Imagine living in a time and place where you were subject to such horrific treatment, and how difficult your life would be. Imagine how much it would mean to have even one member of the dominant group see you as an individual worthy of respect, speak out on your behalf, and take on the difficult work of demanding justice for you and for all others whom society had doomed to live under the domination of others.
Being an advocate for justice has never been easy, and throughout history has often been accompanied by ridicule, financial sacrifice and social isolation. But looking back, how do we perceive those who saw through the mistaken ideas of their own times and advocated for those without status, without standing, without a voice? Are they not the courageous visionaries of our history books, the ones who for a time became the conscience of their communities, and in some cases, an entire nation? Are they not the ones who envisioned a better future for all, and then actually did the work and took the risks necessary to make this vision a reality? Are we not all in their debt, both those in the groups once oppressed and those in the groups who once did the oppressing? Can we imagine what our society might have become had they not stood up and challenged the status quo, had they chosen instead to look away and remain silent?

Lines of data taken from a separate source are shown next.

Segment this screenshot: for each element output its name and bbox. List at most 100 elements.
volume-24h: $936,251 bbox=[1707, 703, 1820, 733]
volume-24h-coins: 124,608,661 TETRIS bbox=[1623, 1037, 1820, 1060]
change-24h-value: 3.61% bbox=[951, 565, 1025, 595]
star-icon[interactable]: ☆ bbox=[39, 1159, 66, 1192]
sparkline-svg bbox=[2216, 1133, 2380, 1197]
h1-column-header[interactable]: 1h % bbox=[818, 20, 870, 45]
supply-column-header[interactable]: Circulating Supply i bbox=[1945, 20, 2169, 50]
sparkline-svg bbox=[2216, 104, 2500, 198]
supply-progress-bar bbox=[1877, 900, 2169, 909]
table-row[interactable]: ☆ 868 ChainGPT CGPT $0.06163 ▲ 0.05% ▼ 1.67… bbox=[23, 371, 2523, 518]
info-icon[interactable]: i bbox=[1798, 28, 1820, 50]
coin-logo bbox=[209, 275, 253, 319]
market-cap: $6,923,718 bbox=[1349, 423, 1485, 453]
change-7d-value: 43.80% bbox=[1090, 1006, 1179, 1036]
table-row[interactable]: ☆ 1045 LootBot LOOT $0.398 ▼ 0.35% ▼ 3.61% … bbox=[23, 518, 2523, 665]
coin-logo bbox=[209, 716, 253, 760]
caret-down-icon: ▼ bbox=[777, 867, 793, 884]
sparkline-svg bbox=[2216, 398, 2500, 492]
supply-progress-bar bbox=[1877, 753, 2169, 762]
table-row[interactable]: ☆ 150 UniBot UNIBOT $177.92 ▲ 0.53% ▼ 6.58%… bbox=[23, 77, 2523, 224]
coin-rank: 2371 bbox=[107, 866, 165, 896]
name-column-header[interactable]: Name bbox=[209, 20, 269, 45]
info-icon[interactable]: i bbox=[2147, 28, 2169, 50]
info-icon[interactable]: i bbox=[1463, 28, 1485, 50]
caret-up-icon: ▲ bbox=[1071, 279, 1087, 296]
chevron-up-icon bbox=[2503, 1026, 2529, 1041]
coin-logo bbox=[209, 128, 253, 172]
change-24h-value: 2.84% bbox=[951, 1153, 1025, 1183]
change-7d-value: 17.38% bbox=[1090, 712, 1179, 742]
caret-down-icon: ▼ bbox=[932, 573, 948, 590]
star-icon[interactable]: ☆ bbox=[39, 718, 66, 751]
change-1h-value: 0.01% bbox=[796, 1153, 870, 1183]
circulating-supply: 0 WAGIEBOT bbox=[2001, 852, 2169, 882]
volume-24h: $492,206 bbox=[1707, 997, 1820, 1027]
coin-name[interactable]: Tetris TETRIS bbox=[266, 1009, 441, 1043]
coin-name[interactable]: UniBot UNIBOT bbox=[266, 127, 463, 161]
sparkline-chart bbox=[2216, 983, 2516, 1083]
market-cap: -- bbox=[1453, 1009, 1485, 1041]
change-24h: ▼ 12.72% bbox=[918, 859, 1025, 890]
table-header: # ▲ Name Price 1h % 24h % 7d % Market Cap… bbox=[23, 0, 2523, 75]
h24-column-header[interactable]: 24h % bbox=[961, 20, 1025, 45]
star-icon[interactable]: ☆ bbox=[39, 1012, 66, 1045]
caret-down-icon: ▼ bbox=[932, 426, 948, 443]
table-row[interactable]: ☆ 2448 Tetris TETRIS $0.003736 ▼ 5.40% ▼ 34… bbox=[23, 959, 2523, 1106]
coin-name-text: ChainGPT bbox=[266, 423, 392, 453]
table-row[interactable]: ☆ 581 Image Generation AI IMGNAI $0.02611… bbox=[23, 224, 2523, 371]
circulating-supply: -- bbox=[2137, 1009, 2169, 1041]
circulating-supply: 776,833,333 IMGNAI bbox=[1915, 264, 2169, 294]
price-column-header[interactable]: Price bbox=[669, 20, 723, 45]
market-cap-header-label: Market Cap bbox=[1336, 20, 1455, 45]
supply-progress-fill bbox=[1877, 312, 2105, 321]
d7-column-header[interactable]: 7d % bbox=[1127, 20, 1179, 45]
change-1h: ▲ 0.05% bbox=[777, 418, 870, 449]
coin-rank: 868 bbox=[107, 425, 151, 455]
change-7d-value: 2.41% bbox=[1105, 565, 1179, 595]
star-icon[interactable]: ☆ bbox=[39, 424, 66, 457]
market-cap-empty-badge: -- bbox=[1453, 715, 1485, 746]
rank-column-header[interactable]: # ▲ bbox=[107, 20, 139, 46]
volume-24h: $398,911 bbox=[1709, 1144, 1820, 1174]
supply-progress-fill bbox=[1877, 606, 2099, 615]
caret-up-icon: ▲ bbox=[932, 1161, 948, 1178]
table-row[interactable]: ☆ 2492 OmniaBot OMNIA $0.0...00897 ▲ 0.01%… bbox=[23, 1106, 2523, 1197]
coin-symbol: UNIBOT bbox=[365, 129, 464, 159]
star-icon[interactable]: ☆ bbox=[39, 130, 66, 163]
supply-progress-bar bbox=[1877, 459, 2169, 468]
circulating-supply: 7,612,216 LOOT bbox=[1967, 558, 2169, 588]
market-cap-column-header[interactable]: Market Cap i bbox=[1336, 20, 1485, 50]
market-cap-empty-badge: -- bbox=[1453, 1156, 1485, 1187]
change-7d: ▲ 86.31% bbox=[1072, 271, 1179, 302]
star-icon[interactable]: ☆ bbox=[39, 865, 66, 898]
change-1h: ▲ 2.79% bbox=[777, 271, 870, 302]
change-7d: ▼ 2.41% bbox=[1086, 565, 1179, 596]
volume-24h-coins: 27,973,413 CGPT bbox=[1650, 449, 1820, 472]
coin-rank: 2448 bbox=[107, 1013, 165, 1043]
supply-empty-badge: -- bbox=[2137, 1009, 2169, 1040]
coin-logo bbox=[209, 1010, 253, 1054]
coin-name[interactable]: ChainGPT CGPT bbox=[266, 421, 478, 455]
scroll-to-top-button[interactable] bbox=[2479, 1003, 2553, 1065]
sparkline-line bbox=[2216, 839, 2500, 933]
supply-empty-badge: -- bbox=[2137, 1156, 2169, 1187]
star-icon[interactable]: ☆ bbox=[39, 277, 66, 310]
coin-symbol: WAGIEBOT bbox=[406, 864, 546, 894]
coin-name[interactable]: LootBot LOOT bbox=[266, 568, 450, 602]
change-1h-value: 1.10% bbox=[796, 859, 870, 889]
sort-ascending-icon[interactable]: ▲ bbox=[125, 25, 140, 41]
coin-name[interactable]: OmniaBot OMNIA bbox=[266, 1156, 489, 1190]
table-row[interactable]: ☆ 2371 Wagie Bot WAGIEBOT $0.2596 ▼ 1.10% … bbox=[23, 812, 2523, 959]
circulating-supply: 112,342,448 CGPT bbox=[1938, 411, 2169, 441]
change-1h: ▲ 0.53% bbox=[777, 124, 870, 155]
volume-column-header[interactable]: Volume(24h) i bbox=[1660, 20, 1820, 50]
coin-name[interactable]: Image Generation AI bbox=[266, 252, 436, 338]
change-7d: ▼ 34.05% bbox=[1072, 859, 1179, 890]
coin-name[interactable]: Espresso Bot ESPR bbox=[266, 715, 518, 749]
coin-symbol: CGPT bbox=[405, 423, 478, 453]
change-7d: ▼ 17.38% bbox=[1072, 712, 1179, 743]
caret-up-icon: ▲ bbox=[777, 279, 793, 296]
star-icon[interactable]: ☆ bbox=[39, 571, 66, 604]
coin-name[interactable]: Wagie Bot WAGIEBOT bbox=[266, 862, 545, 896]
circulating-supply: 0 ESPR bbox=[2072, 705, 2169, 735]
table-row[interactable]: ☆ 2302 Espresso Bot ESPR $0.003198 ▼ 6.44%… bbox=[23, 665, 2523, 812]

The Peaceable Practice of advocating for animals offers us the opportunity to extend the reach of our existing commitment to justice and compassion for other humans, to challenge the ideas, cultural norms, scientific fallacies, economic interests and laws that are being used to justify the displacement, oppression, enslavement and killing of billions of animals around the world.
If we were to find ourselves in the tragic situation of non-human animals, what would we hope others would say and do on our behalf? Those words and deeds are the work of those carrying out the Peaceable Practice of advocating for animals.